06 - Object detection - how to train own model

Robotics I

Poznan University of Technology, Institute of Robotics and Machine Intelligence

Laboratory 6: Object detection - how to train own model

Goals

The objectives of this laboratory are to:

Resources

How to define an object detection task?


Source: Top 10 Object Detection Models in 2023!

Object detection is a computer vision task that involves localizing one or more objects within an image and classifying each object in the image. The goal is to find the bounding box (rectangle) coordinates of each object in the image along with its class label.

Usually, object detection bounding boxes are defined: - using left-top corner (x1, y1) and right-bottom corner (x2, y2) coordinates: (x1, y1, x2, y2) - using left-top corner (x, y) and width and height: (x, y, w, h) - using center (x, y) and width and height: (x, y, w, h)

Additionally, object detection results contain: - confidence score: a value that represents the probability that the detected object exists in the bounding box (“objectness score”) - class label: a label that represents the class of the detected object, usually represented as an integer value or a list of class probabilities

Note: Be careful with the bounding box format used in the dataset you are working with. If you are not sure, check the dataset documentation or visualize the bounding boxes to understand the format.
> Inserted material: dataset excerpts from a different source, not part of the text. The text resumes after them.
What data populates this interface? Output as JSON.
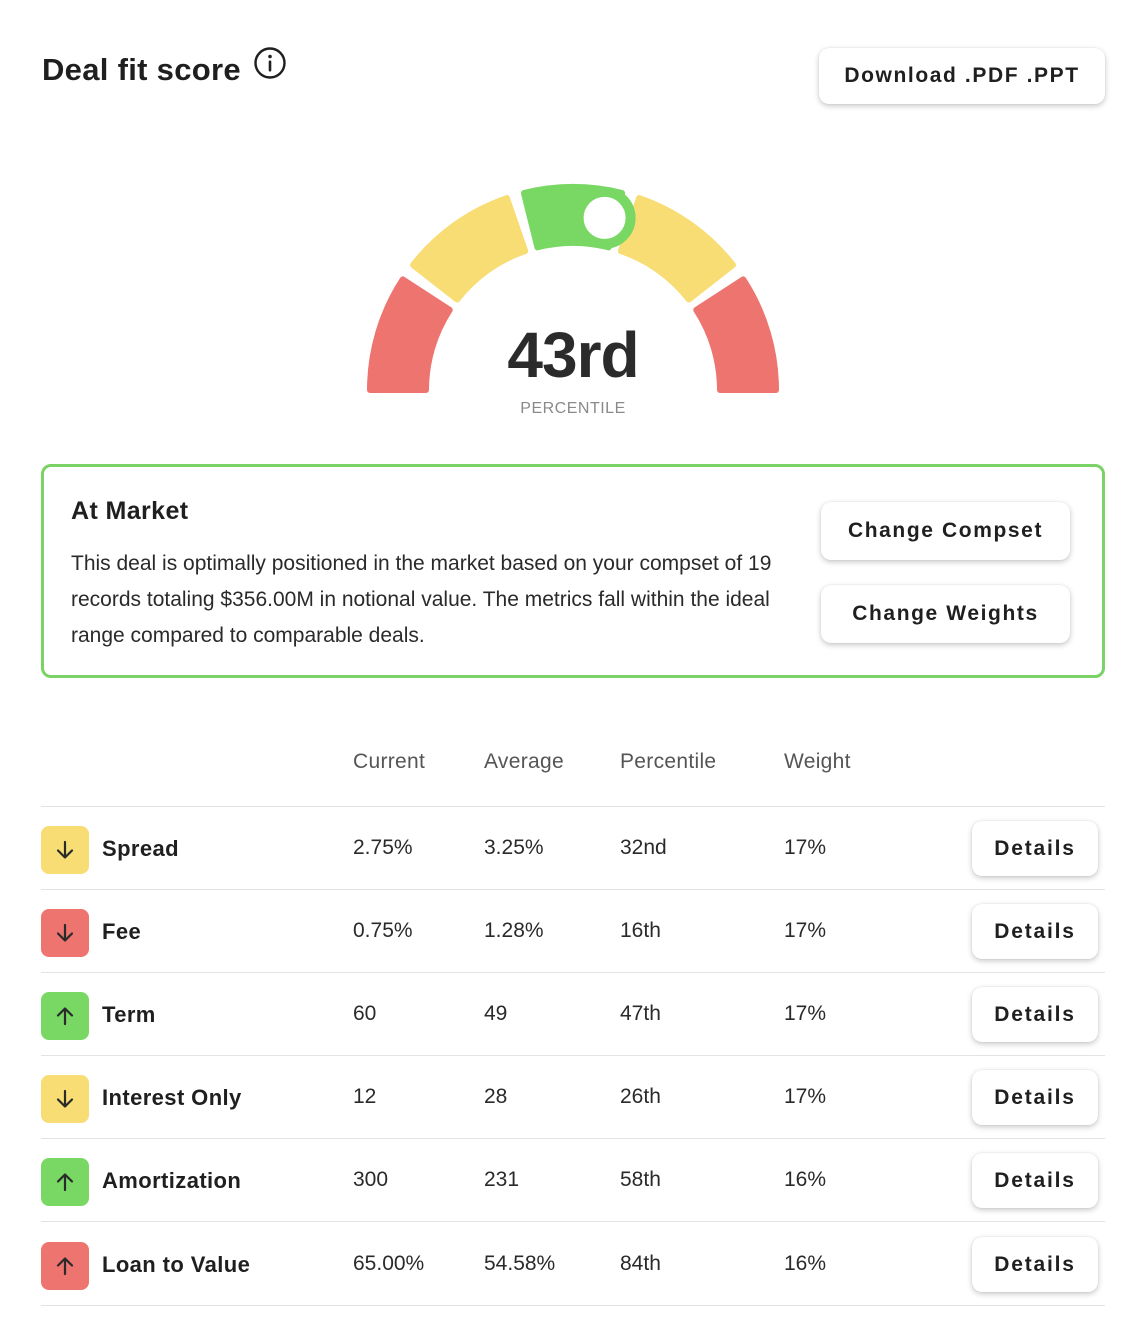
{
  "header": {
    "title": "Deal fit score",
    "download_label": "Download .PDF .PPT"
  },
  "gauge": {
    "score": "43rd",
    "label": "PERCENTILE",
    "percentile_value": 43,
    "segments": [
      {
        "color": "#ee7470"
      },
      {
        "color": "#f8dc74"
      },
      {
        "color": "#79d864"
      },
      {
        "color": "#f8dc74"
      },
      {
        "color": "#ee7470"
      }
    ],
    "marker_color": "#79d864"
  },
  "status": {
    "title": "At Market",
    "description": "This deal is optimally positioned in the market based on your compset of 19 records totaling $356.00M in notional value. The metrics fall within the ideal range compared to comparable deals.",
    "change_compset_label": "Change Compset",
    "change_weights_label": "Change Weights",
    "border_color": "#7bd266"
  },
  "table": {
    "headers": [
      "Current",
      "Average",
      "Percentile",
      "Weight"
    ],
    "details_label": "Details",
    "rows": [
      {
        "name": "Spread",
        "current": "2.75%",
        "average": "3.25%",
        "percentile": "32nd",
        "weight": "17%",
        "indicator": "arrow-down-icon",
        "color": "#f8dc74"
      },
      {
        "name": "Fee",
        "current": "0.75%",
        "average": "1.28%",
        "percentile": "16th",
        "weight": "17%",
        "indicator": "arrow-down-icon",
        "color": "#ee7470"
      },
      {
        "name": "Term",
        "current": "60",
        "average": "49",
        "percentile": "47th",
        "weight": "17%",
        "indicator": "arrow-up-icon",
        "color": "#79d864"
      },
      {
        "name": "Interest Only",
        "current": "12",
        "average": "28",
        "percentile": "26th",
        "weight": "17%",
        "indicator": "arrow-down-icon",
        "color": "#f8dc74"
      },
      {
        "name": "Amortization",
        "current": "300",
        "average": "231",
        "percentile": "58th",
        "weight": "16%",
        "indicator": "arrow-up-icon",
        "color": "#79d864"
      },
      {
        "name": "Loan to Value",
        "current": "65.00%",
        "average": "54.58%",
        "percentile": "84th",
        "weight": "16%",
        "indicator": "arrow-up-icon",
        "color": "#ee7470"
      }
    ]
  }
}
Object detection architectures


Source: Semantic Image Cropping

Object detection architectures can be divided into two main categories:

Usually, two-stage detectors are more accurate but slower than one-stage detectors. The choice of the architecture depends on the application requirements, such as speed and accuracy. In robotics, the choice of the architecture depends on the robot’s computational resources and the task requirements. Still, one-stage detectors are usually preferred due to their speed and ability to run in real time.

YOLO (You Only Look Once)

One of the most popular one-stage object detection architectures, especially in robotics and real-time applications, is YOLO (You Only Look Once). YOLO is a series of fast and accurate object detection models. The first version of YOLO was introduced in 2016, and since then, several versions have been released, evolving the architecture and improving performance.


Source: The AiEdge+: Let’s Make Computer Vision Great Again!

The model is a simple convolutional network with the output of the last convolution layer having the dimensionality of the target to predict. This means that for each cell, the model will predict if there is an object (the center of a bounding box), the probability for each of the classes and the dimensions and positions of the resulting bounding boxes, this for each of the priors.

Because the model will likely predict multiple bounding boxes for the same object, it is necessary to select the best ones. The idea is to choose the box with the highest confidence score, measure its intersection area over union area (IOU) with all the other overlapping boxes of the same class, and remove all that are above a certain threshold. This is called non-maximum suppression. This ensures that boxes with high overlaps are merged into one.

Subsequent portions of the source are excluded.